The real star of the film, at least in my opinion, is Claudette Colbert. This is not a role you would necessarily associate with Colbert while the scene bathing in asses’ milk may be one of her most memorable. She seems perfect as the conniving Poppaea, who uses her power to try to ruin the man she claims to love.

Claudette Colbert as Poppaea.

Colbert would go on to appear in one of her best-known roles in It Happened One Night (1934). Even though she was reluctant to take the part, she would win an Academy Award, one of three nominations she would receive for Best Actress. That same year, she would be loaned to Universal and starred in Imitation of Life.
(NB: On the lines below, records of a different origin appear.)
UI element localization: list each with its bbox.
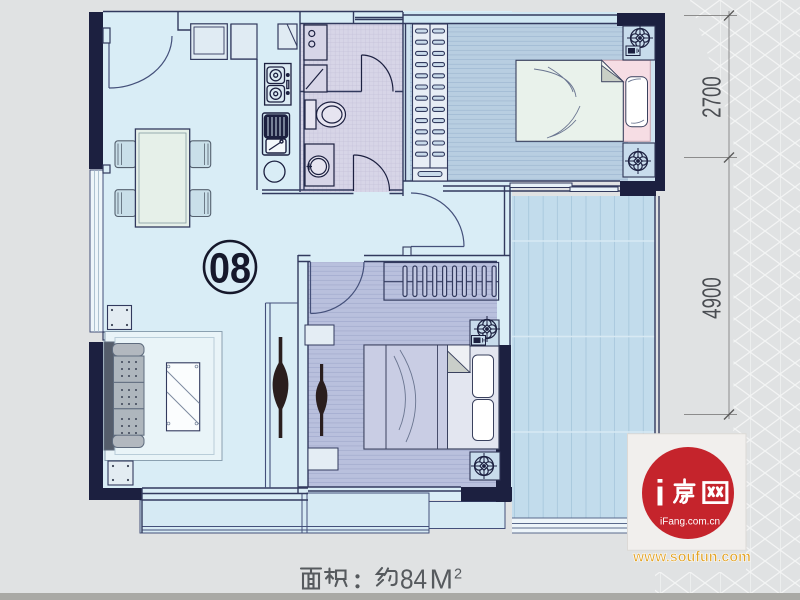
svg-text:4900: 4900 xyxy=(696,277,726,319)
svg-text:i: i xyxy=(655,473,665,514)
svg-text:iFang.com.cn: iFang.com.cn xyxy=(660,517,720,528)
svg-text:www.soufun.com: www.soufun.com xyxy=(632,550,751,566)
svg-text:2700: 2700 xyxy=(696,76,726,118)
svg-text:M: M xyxy=(430,564,453,595)
svg-text:2: 2 xyxy=(454,567,462,583)
svg-text:84: 84 xyxy=(400,563,427,595)
svg-text:08: 08 xyxy=(209,245,251,293)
And if that wasn’t enough, she also starred in Cleopatra playing the title role opposite Warren William and Henry Wilcoxon. It was the highest-grossing picture of that year in the United States. That film would be her last to play an overtly sexual character. Fun fact, all three films were nominated for Best Picture at the next year’s Academy Awards. Colbert is, so far, the only actress to star in three films nominated for Best Picture in the same year.

This film is a great example of what a great pre-code film was capable of being in the right hands. Epic in scope, the film titillated, scared, and inspired its audience. It showcased what Cecil B. DeMille could do as a director, which is to tell a bigger than life story. Following a couple of financially disappointing dramas in 1933 and 1934, DeMille would stick to his large-budget spectaculars for the rest of his career. His films include Cleopatra (1934); Union Pacific (1939); Samson and Delilah (1949); The Greatest Show on Earth (1952); and his final film, The Ten Commandments (1956).

DeMille knew how to make what Hall called “an opulent and striking pictorial spectacle.” He further noted, “Throughout this really mammoth production the fine DeMillean hand is noticeable. Where there was a chance to touch up episodes it has been done.” With The Sign of the Cross, DeMille shows all that he has learned in his career, including how to make a big film on a budget.

Cecil B. DeMille directing March and Colbert.

While there is a religious theme throughout, it is not overplayed or the only thing the movie is about. However, religion was an important part of DeMille’s life and something he was more than comfortable dealing with.

I would definitely recommend The Sign of the Cross. It is a well-made film and tells an interesting story with some really great visuals and good acting. The film is also an example of the sort of story that films without a Production Code hampering them were capable of telling. While AFI viewed a heavily edited version of the film when they did their survey of films, The Sign of the Cross has now been fully restored and is available on Blu-ray through Kino Lorber.